Das Bedenkliche an den automatischen Updates in Microsofts Windows ist der "c't" zufolge jedoch: Zusätzliche CAs könnten auf diesem Weg "selektiv und quasi unsichtbar auf einzelnen PC nachinstalliert werden". Auf diesem Wege ließe sich mit etwas Aufwand zum Beispiel die SSL-Verschlüsselung bestimmter Verbindungen aushebeln - Geheimdienste wie die NSA hätten die Chance, sich in Verbindungen einzuklinken.

Röhren vs. offene Kanäle

Verbindungen, die mit dem Standard SSL (secure sockets layer) verschlüsselt sind, werden stets auf Basis solcher Zertifikate hergestellt. SSL-verschlüsselte Verbindungen erkennt man an einem kleinen Vorhängeschlosssymbol vorn in der Browser-Adresszeile und dem Kürzel https (statt http).

Fast alles, was im Netz als sicherheitsrelevant gilt - von der Verbindung zum eigenen E-Mail-Dienstleister bis hin zum Onlinebanking - wird über solche verschlüsselten Verbindungen abgewickelt. Das liegt daran, dass die Datenströme des Internets sonst wie offene Kanäle sind. Wer an den Kanal herankommt, kann hineinsehen, etwas herausfischen: E-Mails etwa, oder Banktransaktionen. Erst wenn man die Verbindung verschlüsselt, wird aus dem offenen Kanal eine geschlossene Röhre.

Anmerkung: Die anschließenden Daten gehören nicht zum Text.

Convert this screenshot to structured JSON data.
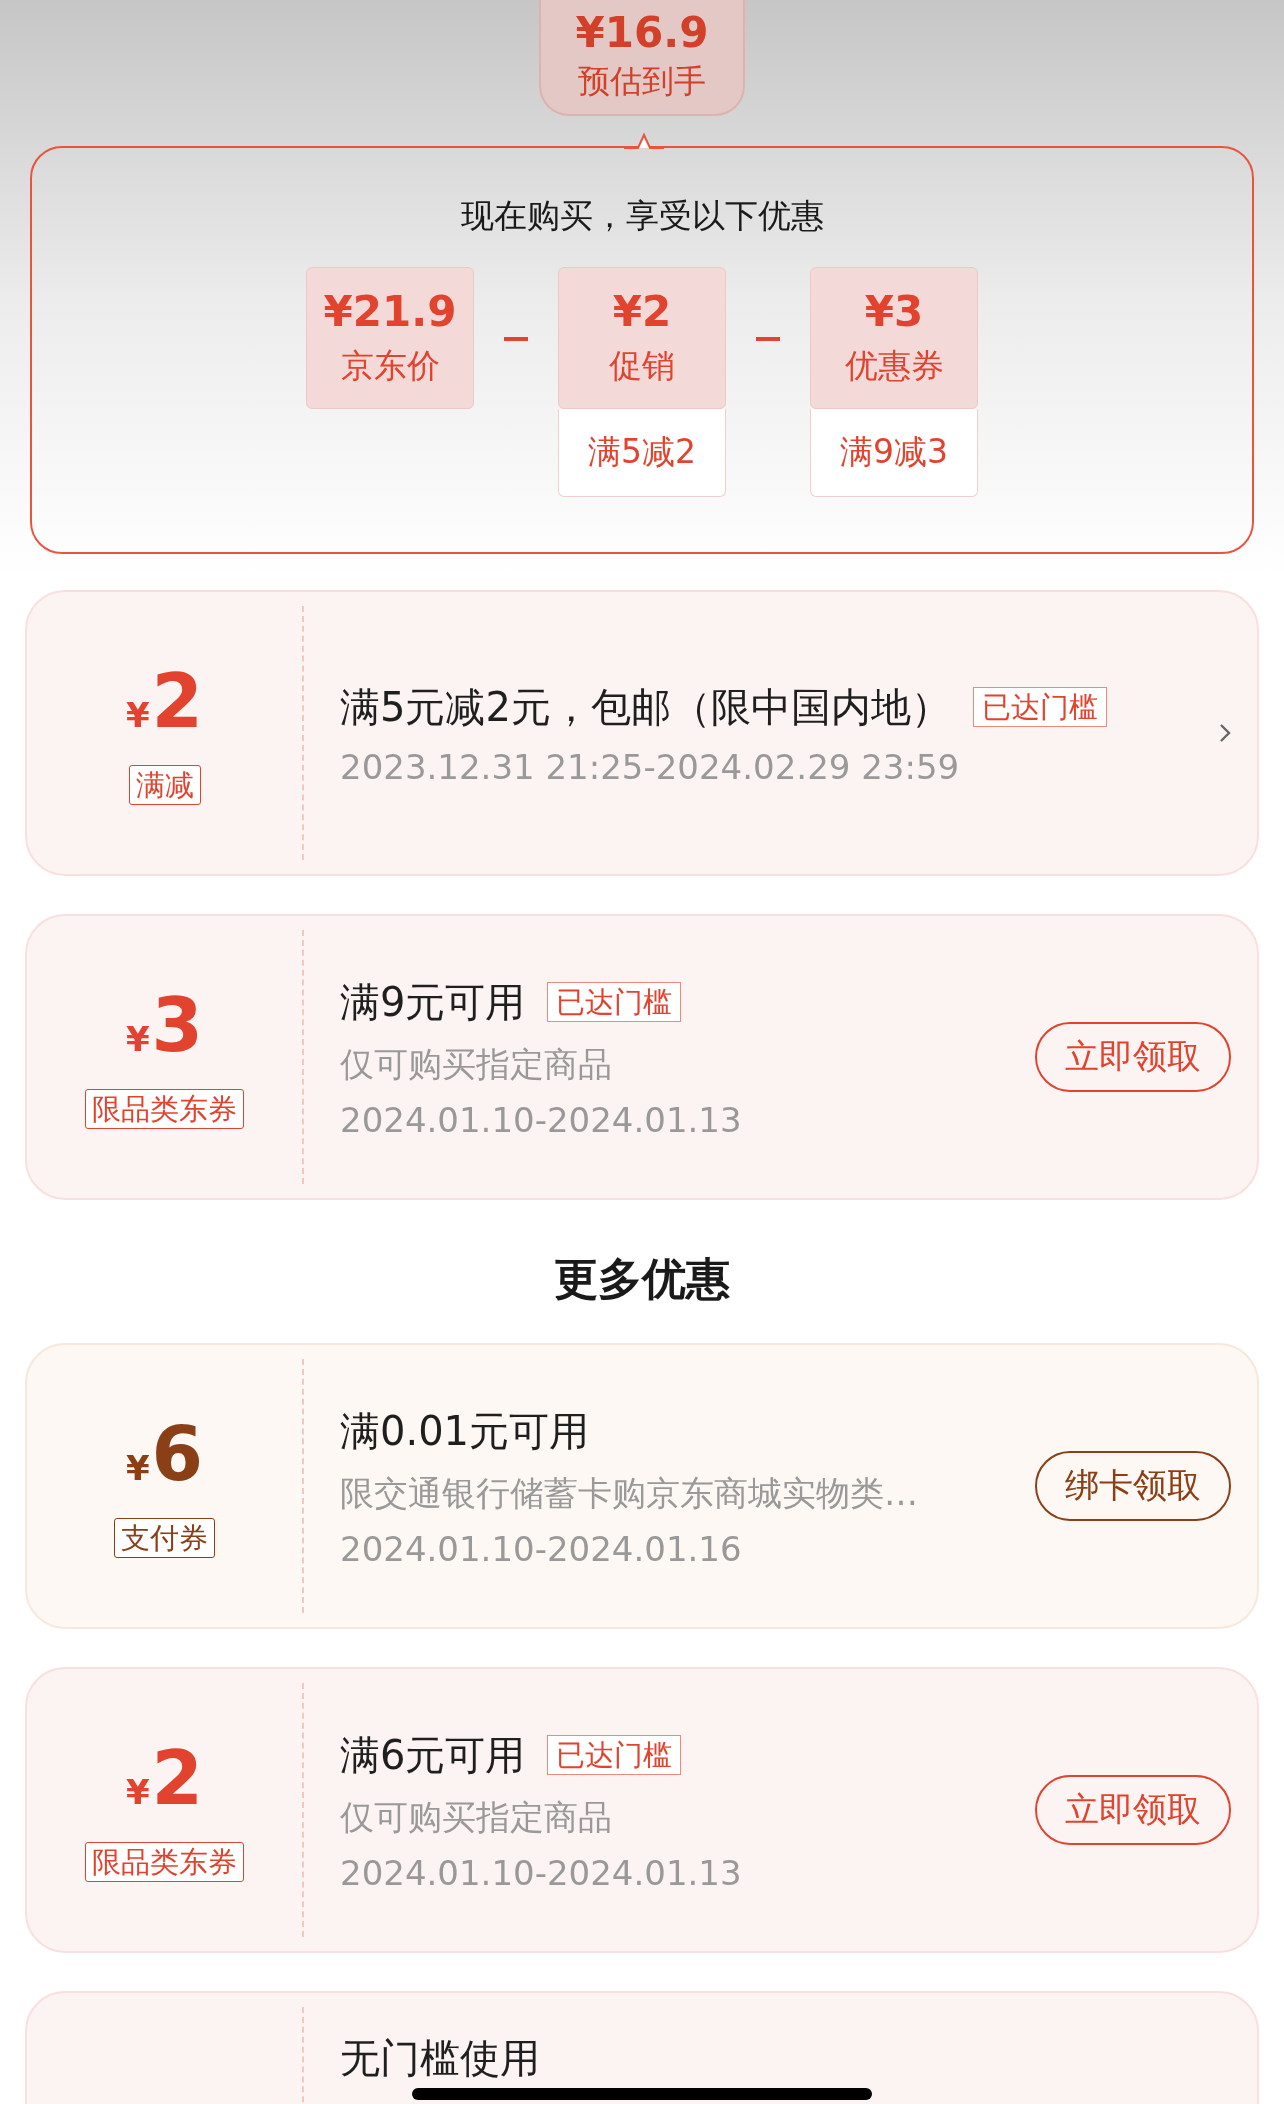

E-Mails entschlüsseln, Trojaner unterjubeln

Dass die US-Sicherheitsbehörden sich durchaus für das Knacken von SSL-verschlüsselten Verbindungen interessieren, berichtete "Cnet"  erst vergangene Woche. Vertreter von Regierungsbehörden würden Internetunternehmen in den USA unter Druck setzen, um an die sogenannten Master Keys für SSL-Verschlüsselung zu kommen, General-Nachschlüssel für die gesicherten Verbindungen gewissermaßen, berichtete der IT-Fachdienst.

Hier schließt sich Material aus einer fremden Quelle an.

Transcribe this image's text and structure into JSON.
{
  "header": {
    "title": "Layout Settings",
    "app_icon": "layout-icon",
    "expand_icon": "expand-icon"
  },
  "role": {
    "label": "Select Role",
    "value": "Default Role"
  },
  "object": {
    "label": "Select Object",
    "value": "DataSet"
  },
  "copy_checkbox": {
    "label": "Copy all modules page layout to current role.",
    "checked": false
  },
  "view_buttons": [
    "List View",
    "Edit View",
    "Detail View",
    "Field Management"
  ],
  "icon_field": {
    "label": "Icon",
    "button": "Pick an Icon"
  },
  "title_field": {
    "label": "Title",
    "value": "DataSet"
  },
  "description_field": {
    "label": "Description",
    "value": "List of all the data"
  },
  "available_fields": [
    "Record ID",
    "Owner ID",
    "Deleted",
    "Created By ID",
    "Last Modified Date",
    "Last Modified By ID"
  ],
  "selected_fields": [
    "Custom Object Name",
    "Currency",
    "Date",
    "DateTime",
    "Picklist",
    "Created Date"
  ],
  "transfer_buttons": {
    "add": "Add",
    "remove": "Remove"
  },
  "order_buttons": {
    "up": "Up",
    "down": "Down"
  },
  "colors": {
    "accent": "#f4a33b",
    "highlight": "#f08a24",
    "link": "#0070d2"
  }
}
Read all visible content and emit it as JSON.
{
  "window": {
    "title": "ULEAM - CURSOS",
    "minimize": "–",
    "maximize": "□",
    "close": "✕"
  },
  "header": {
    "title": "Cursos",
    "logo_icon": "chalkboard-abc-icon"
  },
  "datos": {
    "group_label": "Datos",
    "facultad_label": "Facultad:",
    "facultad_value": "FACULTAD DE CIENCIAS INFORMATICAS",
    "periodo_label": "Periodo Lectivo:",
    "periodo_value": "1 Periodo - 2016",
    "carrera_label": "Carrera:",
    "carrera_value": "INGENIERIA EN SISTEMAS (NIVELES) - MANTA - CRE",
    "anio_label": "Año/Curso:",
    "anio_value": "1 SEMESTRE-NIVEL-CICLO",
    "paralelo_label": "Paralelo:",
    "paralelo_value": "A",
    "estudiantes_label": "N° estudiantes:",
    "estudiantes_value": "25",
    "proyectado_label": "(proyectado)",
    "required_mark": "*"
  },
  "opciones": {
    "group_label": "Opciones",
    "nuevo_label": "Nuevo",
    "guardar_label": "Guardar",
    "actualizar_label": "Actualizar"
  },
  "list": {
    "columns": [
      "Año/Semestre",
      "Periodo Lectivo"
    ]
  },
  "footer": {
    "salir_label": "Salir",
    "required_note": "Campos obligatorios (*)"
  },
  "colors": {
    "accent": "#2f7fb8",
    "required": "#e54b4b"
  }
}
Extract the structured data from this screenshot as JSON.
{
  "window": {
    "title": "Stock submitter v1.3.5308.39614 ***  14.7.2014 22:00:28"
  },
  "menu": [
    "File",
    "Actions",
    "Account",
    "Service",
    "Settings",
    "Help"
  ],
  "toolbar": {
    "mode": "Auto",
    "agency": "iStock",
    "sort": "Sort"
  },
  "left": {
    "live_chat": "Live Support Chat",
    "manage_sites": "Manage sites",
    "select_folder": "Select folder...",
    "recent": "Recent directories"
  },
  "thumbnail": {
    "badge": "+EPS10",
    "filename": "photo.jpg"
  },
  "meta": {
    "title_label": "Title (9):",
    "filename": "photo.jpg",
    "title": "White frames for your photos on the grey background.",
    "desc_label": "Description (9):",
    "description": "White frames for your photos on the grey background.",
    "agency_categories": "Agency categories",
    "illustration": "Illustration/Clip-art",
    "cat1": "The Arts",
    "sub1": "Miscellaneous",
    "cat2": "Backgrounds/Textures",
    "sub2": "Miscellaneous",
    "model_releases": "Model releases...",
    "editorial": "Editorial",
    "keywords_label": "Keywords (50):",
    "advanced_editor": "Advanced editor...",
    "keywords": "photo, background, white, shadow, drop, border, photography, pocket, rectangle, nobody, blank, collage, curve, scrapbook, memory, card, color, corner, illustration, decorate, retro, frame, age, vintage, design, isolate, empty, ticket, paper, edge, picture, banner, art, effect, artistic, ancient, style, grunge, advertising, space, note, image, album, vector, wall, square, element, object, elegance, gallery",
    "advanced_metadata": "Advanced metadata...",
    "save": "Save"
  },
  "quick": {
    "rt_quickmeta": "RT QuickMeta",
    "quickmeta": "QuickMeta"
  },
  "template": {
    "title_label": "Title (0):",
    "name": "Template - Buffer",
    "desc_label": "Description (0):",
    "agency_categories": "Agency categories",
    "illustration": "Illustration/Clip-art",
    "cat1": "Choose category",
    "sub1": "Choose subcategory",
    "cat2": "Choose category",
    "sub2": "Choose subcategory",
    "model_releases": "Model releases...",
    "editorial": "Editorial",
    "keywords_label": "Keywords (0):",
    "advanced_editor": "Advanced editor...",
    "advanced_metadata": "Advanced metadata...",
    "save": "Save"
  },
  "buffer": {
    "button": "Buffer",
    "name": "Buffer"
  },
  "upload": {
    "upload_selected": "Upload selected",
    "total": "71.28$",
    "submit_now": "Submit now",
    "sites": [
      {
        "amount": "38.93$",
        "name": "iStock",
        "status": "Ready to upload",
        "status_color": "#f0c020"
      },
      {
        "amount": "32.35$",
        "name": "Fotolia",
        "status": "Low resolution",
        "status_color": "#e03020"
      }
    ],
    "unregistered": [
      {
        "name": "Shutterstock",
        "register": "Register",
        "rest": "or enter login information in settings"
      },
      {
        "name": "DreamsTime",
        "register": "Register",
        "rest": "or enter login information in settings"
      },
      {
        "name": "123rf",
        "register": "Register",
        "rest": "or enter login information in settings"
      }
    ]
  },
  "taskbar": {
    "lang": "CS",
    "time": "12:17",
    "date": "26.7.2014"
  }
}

Wer die Zertifikatslisten manipulieren kann, auf die sich ein Betriebssystem verlässt, kann sogar noch mehr tun, als nur die Verschlüsselung gesicherter Verbindungen knacken und mit einer sogenannten Man-in-the-Middle-Attacke ausspähen: Mit so untergeschobenen Zertifikaten könnte man etwa auch "S/MIME-verschlüsselte Mails kompromittieren oder Trojaner so signieren, dass sie als legitime Treiber-Software durchgehen", so Micha Borrmann und Jürgen Schmidt in der "c't".

Auch Safari- und Chrome-Nutzer betroffen

Die beschriebene Windows-Hintertür betrifft demnach nicht nur Nutzer des Microsoft-Browsers Internet Explorer. Auch Chrome und Safari greifen der "c't" zufolge auf die Krypto-Infrastruktur des Betriebssystems zurück. Firefox  dagegen bringe eigene Krypto-Bibliotheken mit. Wer den Mozilla-Browser nutzt, ist von der Windows-Update-Funktion also beim Web-Browsern nicht betroffen.

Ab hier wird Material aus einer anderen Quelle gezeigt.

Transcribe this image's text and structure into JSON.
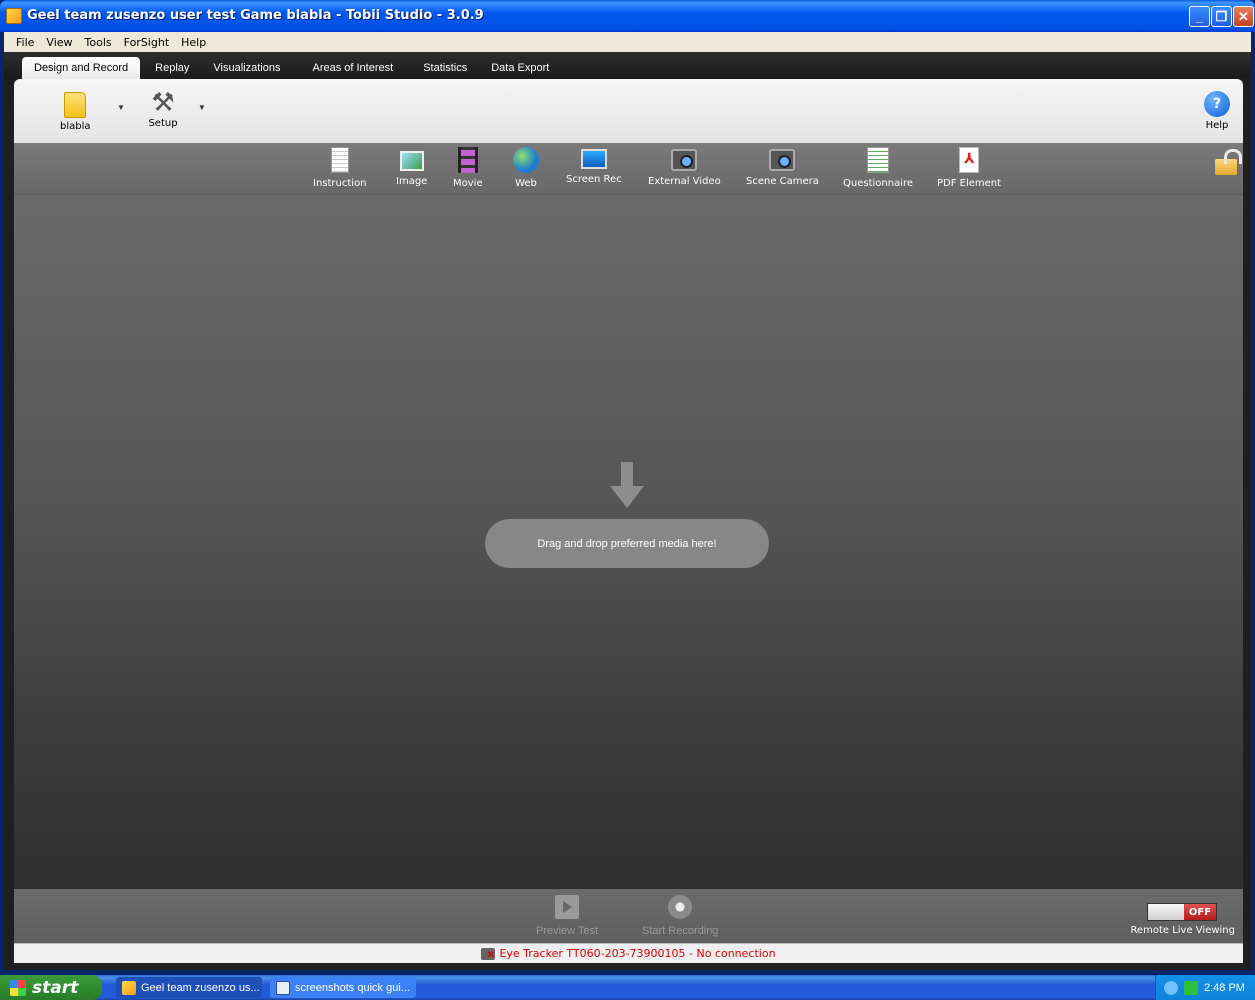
{
  "window": {
    "title": "Geel team zusenzo user test Game blabla - Tobii Studio - 3.0.9",
    "minimize_glyph": "_",
    "restore_glyph": "❐",
    "close_glyph": "✕"
  },
  "menu": [
    "File",
    "View",
    "Tools",
    "ForSight",
    "Help"
  ],
  "tabs": [
    {
      "label": "Design and Record",
      "active": true
    },
    {
      "label": "Replay"
    },
    {
      "label": "Visualizations"
    },
    {
      "label": "Areas of Interest"
    },
    {
      "label": "Statistics"
    },
    {
      "label": "Data Export"
    }
  ],
  "ribbon": {
    "test_label": "blabla",
    "setup_label": "Setup",
    "help_label": "Help",
    "help_glyph": "?"
  },
  "media": [
    {
      "label": "Instruction",
      "icon": "instruction-icon"
    },
    {
      "label": "Image",
      "icon": "image-icon"
    },
    {
      "label": "Movie",
      "icon": "movie-icon"
    },
    {
      "label": "Web",
      "icon": "web-icon"
    },
    {
      "label": "Screen Rec",
      "icon": "screen-rec-icon"
    },
    {
      "label": "External Video",
      "icon": "external-video-icon"
    },
    {
      "label": "Scene Camera",
      "icon": "scene-camera-icon"
    },
    {
      "label": "Questionnaire",
      "icon": "questionnaire-icon"
    },
    {
      "label": "PDF Element",
      "icon": "pdf-icon"
    }
  ],
  "drop": {
    "text": "Drag and drop preferred media here!"
  },
  "bottom": {
    "preview_label": "Preview Test",
    "record_label": "Start Recording",
    "toggle_state": "OFF",
    "remote_label": "Remote Live Viewing"
  },
  "status": {
    "text": "Eye Tracker TT060-203-73900105 - No connection"
  },
  "taskbar": {
    "start_label": "start",
    "tasks": [
      "Geel team zusenzo us...",
      "screenshots quick gui..."
    ],
    "clock": "2:48 PM"
  },
  "colors": {
    "accent_blue": "#0054e3",
    "status_red": "#e00000",
    "toggle_red": "#c42a2a"
  }
}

Ausschalten lassen sich die automatischen Updates "c't" zufolge mit Hilfe einer Gruppenrichtlinie , was Laien nicht zu empfehlen ist. Beim Betriebssystem Windows 8 etwa soll diese Maßnahme im Surf-Alltag zudem leicht zu Problemen führen: Weil Windows 8 nur einen reduzierten Satz Stammzertifikate mitbringt, verursache beispielsweise schon der Aufruf von Telesec.de  mit einem Windows mit der entsprechenden Gruppenrichtlinie einen Fehler in allen drei betroffenen Browsern. Firefox dagegen vertraut der Telekom-Website von Haus aus.

Microsoft steht seit den Enthüllungen des NSA-Whistleblowers Edward Snowden in der Kritik. Der Konzern hat vom britischen "Guardian" eingesehenen NSA-Dokumenten zufolge dem US-Geheimdienst und dem FBI beispielsweise Zugriff auf vermeintlich verschlüsselte Internettelefonate über den Microsoft-eigenen Dienst Skype verschafft. Auch die Verschlüsselung von Chats und E-Mails auf Outlook.com soll Microsoft auf Wunsch der US-Sicherheitsbehörden umgangen haben.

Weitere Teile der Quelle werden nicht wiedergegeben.